I’ll go over a sketch of the proof, because I think it provides some insight into what’s going on in the bound. Let $$\Delta(c)$$ denote $$\phi(l(c), \hat{l}(c))$$ – that is, $$\delta$$ is the error between the empirical risk and the true risk.

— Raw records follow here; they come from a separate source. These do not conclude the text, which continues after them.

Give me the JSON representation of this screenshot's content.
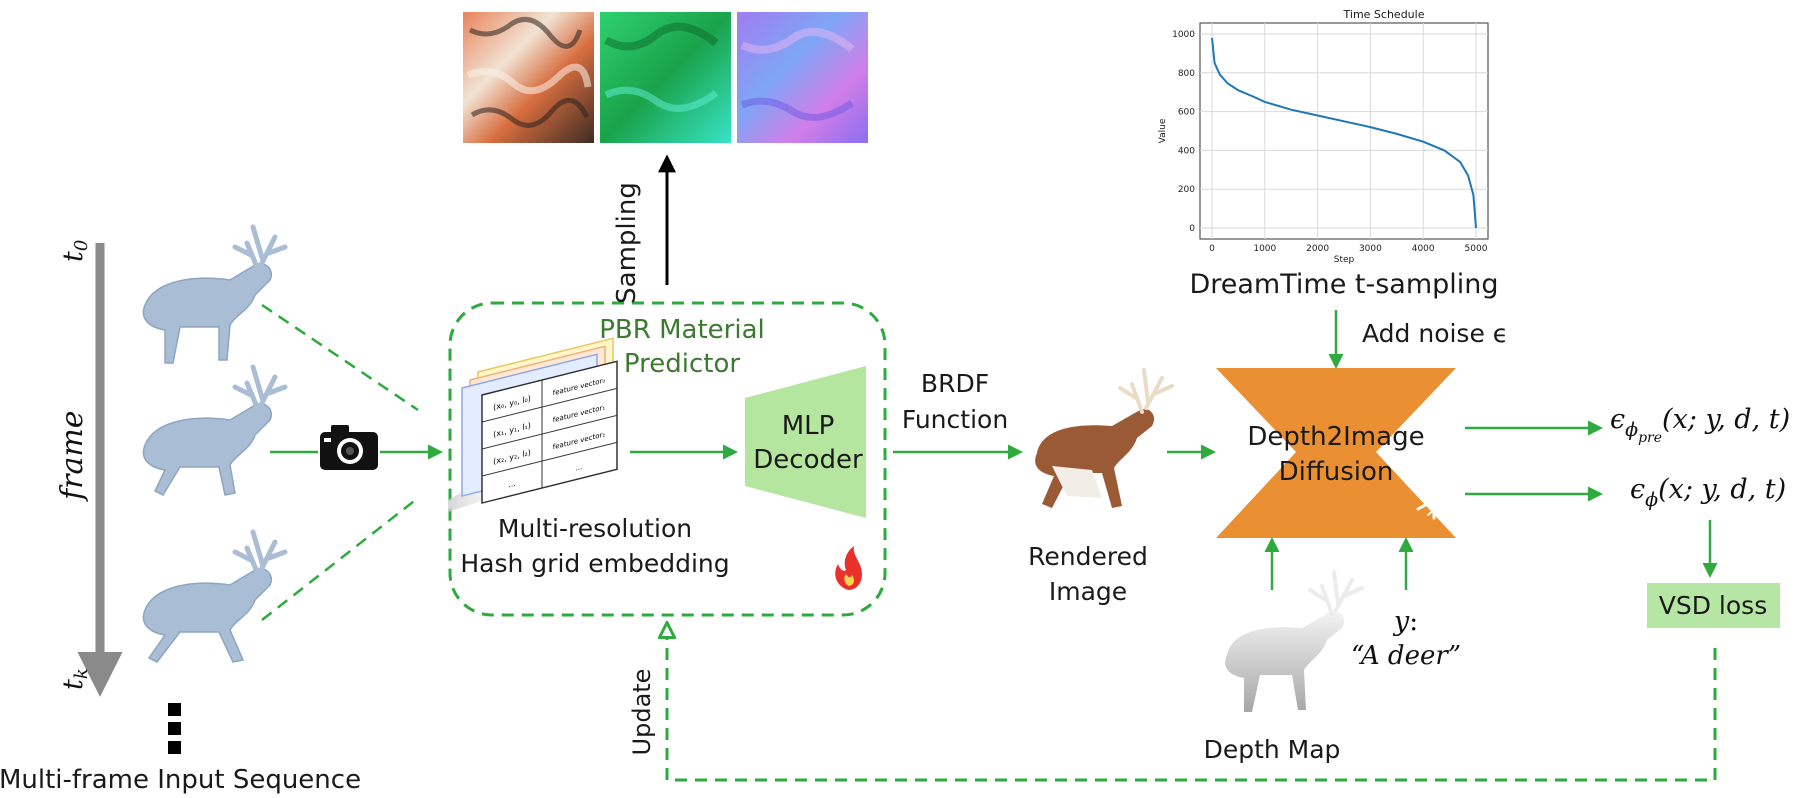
{
  "input": {
    "caption": "Multi-frame Input Sequence",
    "t_start": "t",
    "t_start_sub": "0",
    "frame_axis": "frame",
    "t_end": "t",
    "t_end_sub": "k"
  },
  "predictor": {
    "title_line1": "PBR Material",
    "title_line2": "Predictor",
    "hash_line1": "Multi-resolution",
    "hash_line2": "Hash grid embedding",
    "mlp_line1": "MLP",
    "mlp_line2": "Decoder",
    "table_cells": [
      [
        "(x₀, y₀, l₀)",
        "feature vector₀"
      ],
      [
        "(x₁, y₁, l₁)",
        "feature vector₁"
      ],
      [
        "(x₂, y₂, l₂)",
        "feature vector₂"
      ],
      [
        "...",
        "..."
      ]
    ]
  },
  "labels": {
    "sampling": "Sampling",
    "update": "Update",
    "brdf_line1": "BRDF",
    "brdf_line2": "Function",
    "rendered_line1": "Rendered",
    "rendered_line2": "Image",
    "add_noise": "Add noise ϵ",
    "diffusion_line1": "Depth2Image",
    "diffusion_line2": "Diffusion",
    "depth_map": "Depth Map",
    "prompt_var": "y",
    "prompt_text": "“A deer”",
    "vsd_loss": "VSD loss",
    "eps_pre": "ϵ",
    "eps_pre_sub": "ϕ",
    "eps_pre_subsub": "pre",
    "eps_args": "(x; y, d, t)",
    "eps_phi": "ϵ",
    "eps_phi_sub": "ϕ",
    "dreamtime": "DreamTime t-sampling"
  },
  "chart_data": {
    "type": "line",
    "title": "Time Schedule",
    "xlabel": "Step",
    "ylabel": "Value",
    "xlim": [
      0,
      5000
    ],
    "ylim": [
      0,
      1000
    ],
    "xticks": [
      0,
      1000,
      2000,
      3000,
      4000,
      5000
    ],
    "yticks": [
      0,
      200,
      400,
      600,
      800,
      1000
    ],
    "grid": true,
    "series": [
      {
        "x": [
          0,
          50,
          150,
          300,
          500,
          800,
          1000,
          1500,
          2000,
          2500,
          3000,
          3500,
          4000,
          4400,
          4700,
          4850,
          4950,
          5000
        ],
        "y": [
          980,
          850,
          790,
          745,
          710,
          675,
          650,
          610,
          580,
          550,
          520,
          485,
          445,
          400,
          340,
          270,
          170,
          0
        ]
      }
    ]
  },
  "colors": {
    "green_line": "#2eaa3f",
    "mlp_fill": "#b4e6a0",
    "diffusion_fill": "#ea9033",
    "vsd_fill": "#b6e6a4",
    "predictor_title": "#3d7a31",
    "deer_mesh": "#a9bdd5"
  }
}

We’ll define a Gibbs measure $$P_G$$ based on this error with respect to our prior $$P$$ as follows:

$$dP_G(c) = \frac{e^{\alpha \Delta(c)}}{\mathbb{E}_{c \sim P}[e^{\alpha \Delta(c)}]}dP(c)$$ i.e. the Radon-Nikodym derivative of $$P_G$$ with respect to $$P$$ is just an exponential of the error term multiplied by a constant that will be chosen carefully to make the bound work out nicely.

Then we observe that since the KL divergence of any two probability measures (when it’s defined) is nonnegative, we can come up with a bound.

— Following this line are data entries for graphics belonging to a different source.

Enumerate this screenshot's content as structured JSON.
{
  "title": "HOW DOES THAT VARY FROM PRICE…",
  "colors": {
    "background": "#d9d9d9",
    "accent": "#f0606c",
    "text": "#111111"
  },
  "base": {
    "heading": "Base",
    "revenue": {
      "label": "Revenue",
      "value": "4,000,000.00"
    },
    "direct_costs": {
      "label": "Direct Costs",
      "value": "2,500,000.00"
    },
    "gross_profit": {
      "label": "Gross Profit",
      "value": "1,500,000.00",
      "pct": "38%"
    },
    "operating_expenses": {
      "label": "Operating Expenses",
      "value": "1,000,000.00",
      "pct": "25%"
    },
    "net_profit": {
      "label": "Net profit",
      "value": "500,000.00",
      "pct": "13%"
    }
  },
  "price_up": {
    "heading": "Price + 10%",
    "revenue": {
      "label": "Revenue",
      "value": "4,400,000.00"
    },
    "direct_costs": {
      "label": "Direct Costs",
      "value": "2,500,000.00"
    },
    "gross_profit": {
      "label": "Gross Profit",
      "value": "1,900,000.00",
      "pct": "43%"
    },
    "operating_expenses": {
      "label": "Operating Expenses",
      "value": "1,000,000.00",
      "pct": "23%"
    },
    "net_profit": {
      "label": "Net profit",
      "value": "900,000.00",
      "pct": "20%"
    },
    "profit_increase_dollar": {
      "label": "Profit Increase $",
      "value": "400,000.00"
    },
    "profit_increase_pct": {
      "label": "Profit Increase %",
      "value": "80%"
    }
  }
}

\begin{align*} 0 &\leq KL[Q||P_G] = \int \log \bigg ( \frac{\mathbb{E}_{c \sim P}[e^{\alpha \delta(c)}]}{e^{\alpha \Delta(c)}} \frac{dQ(c)}{dP(c)} \bigg )\\ &= KL[Q||P] + \log \mathbb{E}_{c \sim P} [e^{\alpha \Delta(C)}] - \mathbb{E}_{c \sim Q}[\alpha \Delta(c)]\\ &\implies \mathbb{E}_{c \sim Q}[\alpha \Delta(c)] \leq KL[Q||P] + \log \mathbb{E}_{c \sim P} [e^{\alpha \Delta(C)}] \end{align*}

If we choose $$\alpha$$ carefully, we can bound the $$\mathbb{E}_P e^{\alpha \Delta(c)}$$ term via a technical lemma that gives

$$Pr_S \bigg \{ \mathbb{E}_P e^{(\beta - 1) \Delta(c)} \geq \frac{2C\beta}{\delta} \bigg \} < \delta.$$

Thus, by picking $$\alpha = \beta - 1$$, we get with probability at least $$1-\delta$$,

$$\log \mathbb{E}_{c \sim P} [e^{\alpha \Delta(C)}] \leq \log 2C\beta\delta^{-1}$$

and so

$$\phi(\mathbb{E}_{c \sim Q}$$ $$[\hat{l} (c)], \mathbb{E}_{c \sim Q} [l(c)]) \geq \frac{KL(Q || P) + \log 2C\beta + \log \frac{1}{\delta}}{\beta - 1}$$

# Why can’t I set P = Q?

Since the KL divergence between two distributions is zero when they’re equal, it seems obvious to set our prior to be $$P = Q$$ when we compute our bound. However, since we pick $$Q$$ after we’ve seen the sample $$S$$, $$Q$$ is not independent of $$S$$ and this induces a subtle bug into the ‘technical lemma’ in the proof that I mentioned in the last section. The technical lemma states that for all concept classes $$c$$, we have

$$\mathbb{E}_s [e^{(\beta - 1)\Delta(c)}] \leq 2C\beta.$$

Then we have that

$$P_S \bigg \{ \mathbb{E}_{c \sim P}[e^{(\beta - 1)\Delta(c)}] \geq \frac{ \mathbb{E}_S \mathbb{E}_P [e^{(\beta - 1)\Delta(c)}]}{\delta} \bigg \} < \delta.$$

Then since $$P$$ and $$S$$ are independent of each other, we can swap the order of the expectation to get $$\mathbb{E}_S \mathbb{E}_P [e^{(\beta - 1)\Delta(c)}] = \mathbb{E}_P \mathbb{E}_S [e^{(\beta - 1)\Delta(c)}]$$. Since the inner expectation is bounded by $$2C\beta$$ for all $$c$$, we get that the whole thing is bounded by $$2C\beta$$.

But we need P and S to be independent!

If P had been a function of $$S$$, we couldn’t have swapped the order of the expectations. Since $$Q$$ depends on $$S$$, it won’t be a suitable distribution to use in our bound.